Note that $(<variable>) is the mechanism for calling SQLCMD variables.
:Connect allows you to connect to an entirely different SQL Server instance and run additional TSQL batches. A single SQLCMD script can only have one connection open at a time, each :Connect statement closes the connection open prior, but nothing is stopping you from switching back and forth.
:!! This allows you to specify something other than TSQL or SQLCMD statements that is valid at a command line. SSMS will run anything that SQLCMD can – you just need to be aware that if you execute a command line option that requires further interaction (think hit any key prompt) SSMS does not support this.
:Out is cool because you can redirect the results of TSQL statements following the Out command to a text file on the file system. We talked about ways to do this yesterday as well but the nice thing about doing it in SQLCMD is statements that follow can do additional actions with that text file such as copying it, appending it, or otherwise leveraging it. Dynamic commands based on query results and called as batch files comes to mind.

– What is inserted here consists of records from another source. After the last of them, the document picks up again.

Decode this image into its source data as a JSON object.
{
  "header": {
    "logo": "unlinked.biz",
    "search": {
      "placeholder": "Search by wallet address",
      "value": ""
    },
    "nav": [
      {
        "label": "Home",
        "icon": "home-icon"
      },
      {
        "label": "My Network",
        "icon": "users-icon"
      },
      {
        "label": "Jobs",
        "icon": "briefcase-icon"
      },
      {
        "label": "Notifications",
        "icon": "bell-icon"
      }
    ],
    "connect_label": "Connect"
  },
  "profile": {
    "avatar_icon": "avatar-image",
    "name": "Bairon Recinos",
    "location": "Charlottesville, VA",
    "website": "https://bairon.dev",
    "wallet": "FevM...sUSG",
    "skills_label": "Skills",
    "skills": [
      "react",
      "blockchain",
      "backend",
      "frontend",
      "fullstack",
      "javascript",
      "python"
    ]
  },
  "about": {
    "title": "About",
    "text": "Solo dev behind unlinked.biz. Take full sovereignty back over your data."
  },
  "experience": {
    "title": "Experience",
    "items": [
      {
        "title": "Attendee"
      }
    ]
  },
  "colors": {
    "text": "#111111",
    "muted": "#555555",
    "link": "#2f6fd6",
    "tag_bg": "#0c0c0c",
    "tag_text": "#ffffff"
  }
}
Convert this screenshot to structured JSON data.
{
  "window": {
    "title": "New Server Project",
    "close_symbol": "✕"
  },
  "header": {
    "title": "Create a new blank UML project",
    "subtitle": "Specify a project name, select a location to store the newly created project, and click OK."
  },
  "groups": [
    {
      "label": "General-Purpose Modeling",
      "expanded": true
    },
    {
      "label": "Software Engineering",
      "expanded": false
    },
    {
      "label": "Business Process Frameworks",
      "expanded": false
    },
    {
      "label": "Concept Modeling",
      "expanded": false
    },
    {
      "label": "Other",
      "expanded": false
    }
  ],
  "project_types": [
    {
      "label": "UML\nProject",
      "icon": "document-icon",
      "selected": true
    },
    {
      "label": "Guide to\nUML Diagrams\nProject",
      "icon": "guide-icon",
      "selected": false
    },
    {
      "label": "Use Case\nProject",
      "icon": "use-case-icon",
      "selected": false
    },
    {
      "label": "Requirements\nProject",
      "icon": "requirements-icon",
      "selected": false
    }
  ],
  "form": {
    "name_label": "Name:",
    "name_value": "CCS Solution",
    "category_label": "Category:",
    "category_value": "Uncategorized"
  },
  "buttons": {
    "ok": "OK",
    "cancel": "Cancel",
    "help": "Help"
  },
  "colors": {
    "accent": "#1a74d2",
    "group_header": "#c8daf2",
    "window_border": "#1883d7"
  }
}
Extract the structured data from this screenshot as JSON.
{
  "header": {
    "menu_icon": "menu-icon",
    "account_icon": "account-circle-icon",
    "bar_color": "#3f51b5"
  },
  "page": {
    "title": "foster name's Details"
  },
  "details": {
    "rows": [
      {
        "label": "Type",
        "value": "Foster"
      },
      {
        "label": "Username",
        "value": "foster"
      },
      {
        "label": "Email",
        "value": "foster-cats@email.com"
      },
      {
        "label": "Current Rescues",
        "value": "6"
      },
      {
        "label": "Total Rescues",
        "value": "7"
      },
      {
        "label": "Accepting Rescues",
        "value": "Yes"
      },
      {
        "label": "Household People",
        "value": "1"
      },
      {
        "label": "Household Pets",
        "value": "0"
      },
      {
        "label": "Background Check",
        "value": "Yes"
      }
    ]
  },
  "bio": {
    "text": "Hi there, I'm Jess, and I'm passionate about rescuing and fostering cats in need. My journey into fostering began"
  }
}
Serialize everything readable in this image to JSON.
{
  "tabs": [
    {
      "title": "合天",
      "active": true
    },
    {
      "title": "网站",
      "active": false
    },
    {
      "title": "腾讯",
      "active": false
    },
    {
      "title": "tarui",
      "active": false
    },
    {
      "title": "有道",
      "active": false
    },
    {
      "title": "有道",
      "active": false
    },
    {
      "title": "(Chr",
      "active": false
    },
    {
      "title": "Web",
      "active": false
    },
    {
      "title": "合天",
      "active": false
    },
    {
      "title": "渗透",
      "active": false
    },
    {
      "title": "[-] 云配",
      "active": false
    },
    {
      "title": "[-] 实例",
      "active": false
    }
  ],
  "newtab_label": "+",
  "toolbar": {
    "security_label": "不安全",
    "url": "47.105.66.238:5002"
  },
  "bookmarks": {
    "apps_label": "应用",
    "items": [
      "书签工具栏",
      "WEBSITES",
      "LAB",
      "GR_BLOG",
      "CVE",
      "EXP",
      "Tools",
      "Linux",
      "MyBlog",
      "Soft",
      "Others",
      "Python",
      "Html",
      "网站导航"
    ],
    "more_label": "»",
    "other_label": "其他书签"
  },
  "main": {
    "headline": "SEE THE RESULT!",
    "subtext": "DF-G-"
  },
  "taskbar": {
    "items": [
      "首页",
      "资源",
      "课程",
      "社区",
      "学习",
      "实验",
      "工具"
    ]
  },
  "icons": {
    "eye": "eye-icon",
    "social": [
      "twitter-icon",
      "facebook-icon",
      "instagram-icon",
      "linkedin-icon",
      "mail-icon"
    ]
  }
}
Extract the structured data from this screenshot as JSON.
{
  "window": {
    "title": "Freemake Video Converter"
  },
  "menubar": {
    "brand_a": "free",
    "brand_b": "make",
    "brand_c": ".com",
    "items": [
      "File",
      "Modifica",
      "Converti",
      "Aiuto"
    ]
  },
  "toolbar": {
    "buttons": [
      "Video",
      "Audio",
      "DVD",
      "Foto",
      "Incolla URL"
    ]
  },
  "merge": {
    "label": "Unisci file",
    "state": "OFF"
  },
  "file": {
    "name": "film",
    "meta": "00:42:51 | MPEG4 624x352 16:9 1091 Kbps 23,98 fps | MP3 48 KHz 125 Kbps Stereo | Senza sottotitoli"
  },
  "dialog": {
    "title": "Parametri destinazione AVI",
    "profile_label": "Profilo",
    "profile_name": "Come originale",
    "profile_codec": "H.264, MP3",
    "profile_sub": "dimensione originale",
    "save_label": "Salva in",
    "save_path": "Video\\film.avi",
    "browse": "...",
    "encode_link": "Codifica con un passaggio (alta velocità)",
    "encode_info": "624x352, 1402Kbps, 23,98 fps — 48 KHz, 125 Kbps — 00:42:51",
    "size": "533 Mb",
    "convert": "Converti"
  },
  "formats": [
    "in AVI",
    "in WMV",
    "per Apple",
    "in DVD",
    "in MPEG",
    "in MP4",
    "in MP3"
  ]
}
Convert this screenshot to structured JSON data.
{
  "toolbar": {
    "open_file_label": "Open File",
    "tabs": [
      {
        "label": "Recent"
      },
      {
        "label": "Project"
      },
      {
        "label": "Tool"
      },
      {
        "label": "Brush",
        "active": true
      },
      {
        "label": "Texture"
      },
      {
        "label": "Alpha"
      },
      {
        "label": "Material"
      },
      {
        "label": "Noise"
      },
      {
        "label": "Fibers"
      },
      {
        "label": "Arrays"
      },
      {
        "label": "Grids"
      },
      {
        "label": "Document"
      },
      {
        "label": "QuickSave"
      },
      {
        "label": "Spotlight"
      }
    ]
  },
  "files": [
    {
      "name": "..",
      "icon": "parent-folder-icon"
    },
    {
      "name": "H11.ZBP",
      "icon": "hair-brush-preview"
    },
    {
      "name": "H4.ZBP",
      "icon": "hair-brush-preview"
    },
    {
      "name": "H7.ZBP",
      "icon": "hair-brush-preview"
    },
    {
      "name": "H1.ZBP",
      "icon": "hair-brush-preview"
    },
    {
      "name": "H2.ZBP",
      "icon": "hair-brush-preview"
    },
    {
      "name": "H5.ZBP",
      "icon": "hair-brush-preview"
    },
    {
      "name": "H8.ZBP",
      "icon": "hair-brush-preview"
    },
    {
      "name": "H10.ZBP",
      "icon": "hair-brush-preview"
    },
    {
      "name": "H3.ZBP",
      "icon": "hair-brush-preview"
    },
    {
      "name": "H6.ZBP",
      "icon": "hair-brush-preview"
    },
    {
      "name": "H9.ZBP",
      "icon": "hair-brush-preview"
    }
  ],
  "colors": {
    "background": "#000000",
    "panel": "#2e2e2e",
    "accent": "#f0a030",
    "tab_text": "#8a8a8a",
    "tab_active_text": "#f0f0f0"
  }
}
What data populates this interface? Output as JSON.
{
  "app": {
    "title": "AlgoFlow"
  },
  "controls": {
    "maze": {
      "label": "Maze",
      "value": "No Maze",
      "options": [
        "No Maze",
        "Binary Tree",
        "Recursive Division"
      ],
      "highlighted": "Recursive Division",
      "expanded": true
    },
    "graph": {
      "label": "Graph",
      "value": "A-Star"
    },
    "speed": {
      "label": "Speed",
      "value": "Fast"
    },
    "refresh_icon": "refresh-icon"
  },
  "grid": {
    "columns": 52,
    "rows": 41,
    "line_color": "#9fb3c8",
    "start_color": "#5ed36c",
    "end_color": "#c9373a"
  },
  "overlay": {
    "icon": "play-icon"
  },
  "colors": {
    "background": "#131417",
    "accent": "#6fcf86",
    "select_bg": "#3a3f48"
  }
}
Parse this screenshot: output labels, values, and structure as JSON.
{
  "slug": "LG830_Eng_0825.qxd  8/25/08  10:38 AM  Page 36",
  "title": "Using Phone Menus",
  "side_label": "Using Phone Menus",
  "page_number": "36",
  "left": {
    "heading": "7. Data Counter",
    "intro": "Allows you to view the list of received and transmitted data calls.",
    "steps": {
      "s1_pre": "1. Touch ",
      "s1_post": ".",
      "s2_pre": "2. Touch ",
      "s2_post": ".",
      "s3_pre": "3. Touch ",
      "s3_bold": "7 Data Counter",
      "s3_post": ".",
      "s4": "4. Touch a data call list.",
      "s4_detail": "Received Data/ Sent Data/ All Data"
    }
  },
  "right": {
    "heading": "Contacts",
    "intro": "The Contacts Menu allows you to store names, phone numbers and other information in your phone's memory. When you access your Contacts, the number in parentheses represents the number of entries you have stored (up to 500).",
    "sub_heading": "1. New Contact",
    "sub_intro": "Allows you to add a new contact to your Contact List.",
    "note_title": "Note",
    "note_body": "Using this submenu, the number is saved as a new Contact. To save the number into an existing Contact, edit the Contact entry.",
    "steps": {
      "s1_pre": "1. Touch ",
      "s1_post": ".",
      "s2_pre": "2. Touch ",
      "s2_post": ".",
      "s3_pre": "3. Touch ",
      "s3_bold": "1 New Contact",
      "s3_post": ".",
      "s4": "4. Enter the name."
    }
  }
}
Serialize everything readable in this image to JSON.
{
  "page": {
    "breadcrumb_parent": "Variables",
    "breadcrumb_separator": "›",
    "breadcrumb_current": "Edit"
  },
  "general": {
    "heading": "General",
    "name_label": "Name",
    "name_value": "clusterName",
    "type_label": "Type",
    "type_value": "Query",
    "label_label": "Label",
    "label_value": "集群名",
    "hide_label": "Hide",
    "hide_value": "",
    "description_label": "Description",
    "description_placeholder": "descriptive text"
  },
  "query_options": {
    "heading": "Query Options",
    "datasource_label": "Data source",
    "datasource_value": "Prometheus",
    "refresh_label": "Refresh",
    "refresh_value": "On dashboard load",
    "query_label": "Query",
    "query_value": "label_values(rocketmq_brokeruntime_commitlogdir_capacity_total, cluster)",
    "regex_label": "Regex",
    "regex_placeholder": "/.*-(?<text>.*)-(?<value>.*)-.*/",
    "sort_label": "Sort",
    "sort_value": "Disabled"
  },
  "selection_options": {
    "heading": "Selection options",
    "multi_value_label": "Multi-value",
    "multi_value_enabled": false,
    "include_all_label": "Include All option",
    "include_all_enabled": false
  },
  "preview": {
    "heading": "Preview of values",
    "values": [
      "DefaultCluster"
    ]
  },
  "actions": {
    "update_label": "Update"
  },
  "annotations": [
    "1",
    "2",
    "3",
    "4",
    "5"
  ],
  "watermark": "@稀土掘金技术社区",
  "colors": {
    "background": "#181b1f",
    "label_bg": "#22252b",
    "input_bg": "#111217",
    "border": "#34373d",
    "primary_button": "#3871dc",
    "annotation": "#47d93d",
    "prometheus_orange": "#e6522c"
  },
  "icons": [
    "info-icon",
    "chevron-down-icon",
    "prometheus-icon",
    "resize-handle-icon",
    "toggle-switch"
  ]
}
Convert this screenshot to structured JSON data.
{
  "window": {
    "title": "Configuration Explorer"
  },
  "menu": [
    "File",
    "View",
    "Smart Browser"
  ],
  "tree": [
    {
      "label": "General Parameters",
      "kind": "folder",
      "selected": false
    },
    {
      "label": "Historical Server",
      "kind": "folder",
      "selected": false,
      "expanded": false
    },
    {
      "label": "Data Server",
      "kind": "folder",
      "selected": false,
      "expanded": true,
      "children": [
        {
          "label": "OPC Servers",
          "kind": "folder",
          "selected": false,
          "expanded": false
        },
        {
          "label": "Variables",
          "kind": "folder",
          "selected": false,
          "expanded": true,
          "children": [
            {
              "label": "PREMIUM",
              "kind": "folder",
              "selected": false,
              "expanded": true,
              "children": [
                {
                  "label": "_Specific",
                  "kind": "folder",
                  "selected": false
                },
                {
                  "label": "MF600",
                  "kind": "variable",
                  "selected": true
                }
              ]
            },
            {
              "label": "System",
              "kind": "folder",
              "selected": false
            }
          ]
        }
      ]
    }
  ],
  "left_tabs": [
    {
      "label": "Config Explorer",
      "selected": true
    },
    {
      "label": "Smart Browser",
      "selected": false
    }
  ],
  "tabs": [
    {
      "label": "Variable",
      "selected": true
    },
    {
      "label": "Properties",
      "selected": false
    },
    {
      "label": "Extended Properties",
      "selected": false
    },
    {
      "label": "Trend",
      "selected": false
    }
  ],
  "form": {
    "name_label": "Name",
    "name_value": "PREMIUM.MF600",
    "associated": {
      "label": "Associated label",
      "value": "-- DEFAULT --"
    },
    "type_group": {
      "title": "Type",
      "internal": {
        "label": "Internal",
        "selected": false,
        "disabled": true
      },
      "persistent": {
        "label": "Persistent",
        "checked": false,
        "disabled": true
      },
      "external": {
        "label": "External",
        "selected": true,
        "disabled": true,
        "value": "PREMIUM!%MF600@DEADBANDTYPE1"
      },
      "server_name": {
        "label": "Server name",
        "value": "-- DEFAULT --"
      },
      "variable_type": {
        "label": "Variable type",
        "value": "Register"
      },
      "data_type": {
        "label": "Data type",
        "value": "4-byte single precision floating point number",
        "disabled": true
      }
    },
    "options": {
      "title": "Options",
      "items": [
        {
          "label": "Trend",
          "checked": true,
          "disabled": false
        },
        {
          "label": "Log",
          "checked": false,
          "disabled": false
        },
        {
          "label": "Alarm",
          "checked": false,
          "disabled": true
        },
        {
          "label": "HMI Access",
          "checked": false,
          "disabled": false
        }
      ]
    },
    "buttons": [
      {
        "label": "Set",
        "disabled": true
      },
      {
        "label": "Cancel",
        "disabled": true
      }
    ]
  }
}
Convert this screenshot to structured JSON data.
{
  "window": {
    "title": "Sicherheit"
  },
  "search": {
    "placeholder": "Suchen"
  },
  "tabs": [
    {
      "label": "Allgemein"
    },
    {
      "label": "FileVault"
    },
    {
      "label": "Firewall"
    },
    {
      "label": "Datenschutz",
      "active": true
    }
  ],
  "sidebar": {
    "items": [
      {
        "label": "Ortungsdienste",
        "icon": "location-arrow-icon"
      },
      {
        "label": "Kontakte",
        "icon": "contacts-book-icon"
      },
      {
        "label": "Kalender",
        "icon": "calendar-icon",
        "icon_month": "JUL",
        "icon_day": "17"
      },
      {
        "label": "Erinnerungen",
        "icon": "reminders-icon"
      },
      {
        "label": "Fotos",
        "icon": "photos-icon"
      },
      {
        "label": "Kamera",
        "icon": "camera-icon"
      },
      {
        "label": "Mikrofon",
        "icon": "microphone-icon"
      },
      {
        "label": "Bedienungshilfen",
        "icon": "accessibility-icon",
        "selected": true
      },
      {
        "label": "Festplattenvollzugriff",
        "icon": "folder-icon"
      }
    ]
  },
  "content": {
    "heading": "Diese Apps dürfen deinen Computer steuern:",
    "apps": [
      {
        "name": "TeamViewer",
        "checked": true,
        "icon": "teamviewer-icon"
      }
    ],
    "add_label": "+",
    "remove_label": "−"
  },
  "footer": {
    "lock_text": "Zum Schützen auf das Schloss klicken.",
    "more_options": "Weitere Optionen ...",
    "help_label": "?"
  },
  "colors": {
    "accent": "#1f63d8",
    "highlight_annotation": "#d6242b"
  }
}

To spark your imagination here is that same script I showed above using SQLCMD to send TSQL results to an output file and then execute a command line PowerShell statement against that same file. Note usage of the !! and :OUT commands.
If any of this intrigues you I highly recommend learning the syntax and following through the samples on the MSDN link provided. There are a lot more commands than those I’ve mentioned here.
PowerShell is undoubtably taking the place of significant SQLCMD usage in the wild but if you find yourself in a situation where you need to work with it, SSMS provides a way.